Halder worked for Ford and Caterpillar before starting SafeAI to develop and market a platform that offered advanced artificial intelligence and autonomous vehicle technology. 2020 was a notable year for the young company, as it announced partnerships and contracts with the likes of Goodyear Tire & Rubber Co. and Obayashi Corp., the latter one of the largest civil engineering construction companies in the world. Through its California-based Silicon Valley Ventures & Laboratory (SVVL), the forward-thinking Obayashi collaborates with research institutes and startups to find new technology.
The strategic relationship with Goodyear will enable SafeAI to incorporate tire intelligence into the programming of its autonomous equipment. The companies said they will exchange site data to protect tire health and contribute to a smarter, safer construction industry standard. Goodyear TPMS rim-mounted sensors have been installed on an autonomous Caterpillar 725 articulated dump truck that is performing load-haul-dump cycles on a construction site in California.

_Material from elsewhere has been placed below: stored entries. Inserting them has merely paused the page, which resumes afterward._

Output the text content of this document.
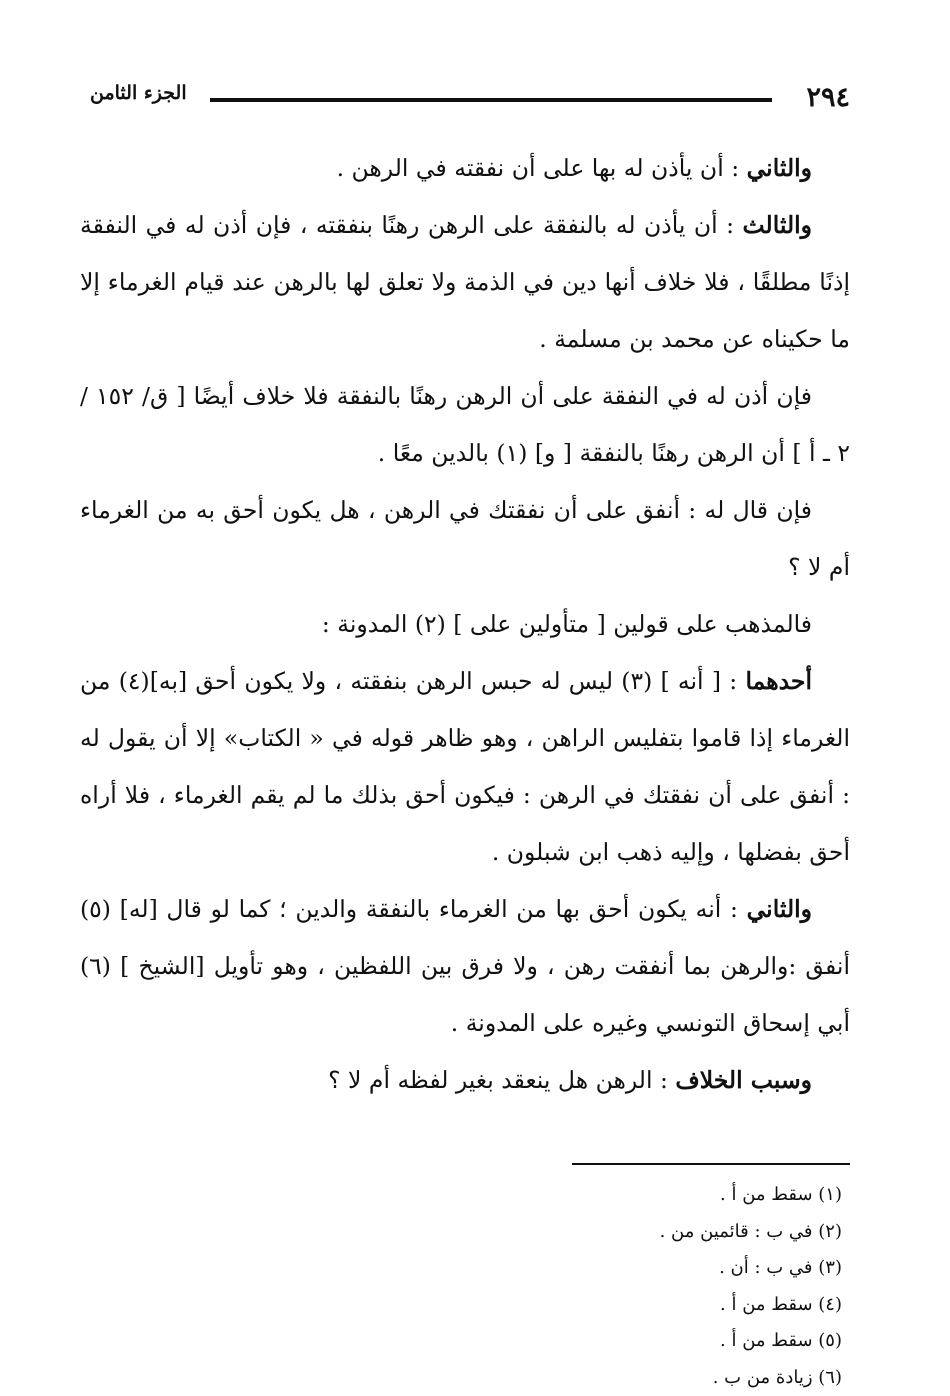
٢٩٤
الجزء الثامن

والثاني : أن يأذن له بها على أن نفقته في الرهن .

والثالث : أن يأذن له بالنفقة على الرهن رهنًا بنفقته ، فإن أذن له في النفقة إذنًا مطلقًا ، فلا خلاف أنها دين في الذمة ولا تعلق لها بالرهن عند قيام الغرماء إلا ما حكيناه عن محمد بن مسلمة .

فإن أذن له في النفقة على أن الرهن رهنًا بالنفقة فلا خلاف أيضًا [ ق/ ١٥٢ / ٢ ـ أ ] أن الرهن رهنًا بالنفقة [ و] (١) بالدين معًا .

فإن قال له : أنفق على أن نفقتك في الرهن ، هل يكون أحق به من الغرماء أم لا ؟

فالمذهب على قولين [ متأولين على ] (٢) المدونة :

أحدهما : [ أنه ] (٣) ليس له حبس الرهن بنفقته ، ولا يكون أحق [به](٤) من الغرماء إذا قاموا بتفليس الراهن ، وهو ظاهر قوله في « الكتاب» إلا أن يقول له : أنفق على أن نفقتك في الرهن : فيكون أحق بذلك ما لم يقم الغرماء ، فلا أراه أحق بفضلها ، وإليه ذهب ابن شبلون .

والثاني : أنه يكون أحق بها من الغرماء بالنفقة والدين ؛ كما لو قال [له] (٥) أنفق :والرهن بما أنفقت رهن ، ولا فرق بين اللفظين ، وهو تأويل [الشيخ ] (٦) أبي إسحاق التونسي وغيره على المدونة .

وسبب الخلاف : الرهن هل ينعقد بغير لفظه أم لا ؟

(١) سقط من أ .

(٢) في ب : قائمين من .

(٣) في ب : أن .

(٤) سقط من أ .

(٥) سقط من أ .

(٦) زيادة من ب .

SafeAI’s core competency is in the software and in the algorithms that help the equipment to do a day’s work without human interaction.
“We are agnostic to the hardware,” he said. “When it comes to the cameras, lidar and radar that we use, we are agnostic to them in such a way that if something better comes along, we can use it, instead.
“However, our expertise is not necessarily with the software alone, it’s in homing in on a particular use-case so that it works every time in a particular application. There is a lot of engineering art to make sure it works in a mining haul truck, in a construction truck or a skid steer. Every one of them is different, and that is where we shine. We are focused on the application.”
SafeAI refers to its technology as an autonomous ecosystem. “When you talk to a construction or mining company, their goal is not just to make a piece of equipment work by itself,” said Halder. “They want to make their workflow as seamless as possible from end to end. The equipment should aid in planning a job, such as how many assets will be needed. When the equipment does the work and then reports back on its progress, that is closing the loop. That’s really what the end customer is looking for. We are very collaborative because we understand that we know how to make the vehicle autonomous in a safe way, but that there are lots of other pieces to a successful job, as well.”
Mining at forefront
This year, SafeAI announced an expansion into the Australian mining market with an office in Perth. “The mining industry is at the forefront of deploying autonomous and connected technologies — and right now, it’s on the cusp of an autonomous revolution,” said Halder. “As one of the largest mining industries in the world, Australia has a tremendous opportunity to set the tone for what the future of the industry can, and should, look like.”
Halder said mining has long been at the forefront of autonomy in part because of the nature of a large, open-pit mine. When compared to a construction site, the “task is more repetitive and it’s a long-term project. You’re not doing something one day and moving on to another job the next, like on a building project.”
Construction equipment autonomy, said Halder, will quickly be at home on large infrastructure projects such as hydroelectric power or highway bridges.
“Those jobs tend to be in one place for longer and they’re more repetitive,” he said. “As this technology becomes more mature, we will embark on more complex applications. We’re starting with the repetitive, mundane use cases, and as we and the technology grows, we will tackle the other use cases.”
While much of SafeAI’s current work is retrofitted into existing machines, Halder said the OEM has a big role to play in the future of the technology. “They are are the expert on their equipment, and there is a collaborative, cooperative way for us to create these solutions. We are currently having detailed conversations with several OEMs.”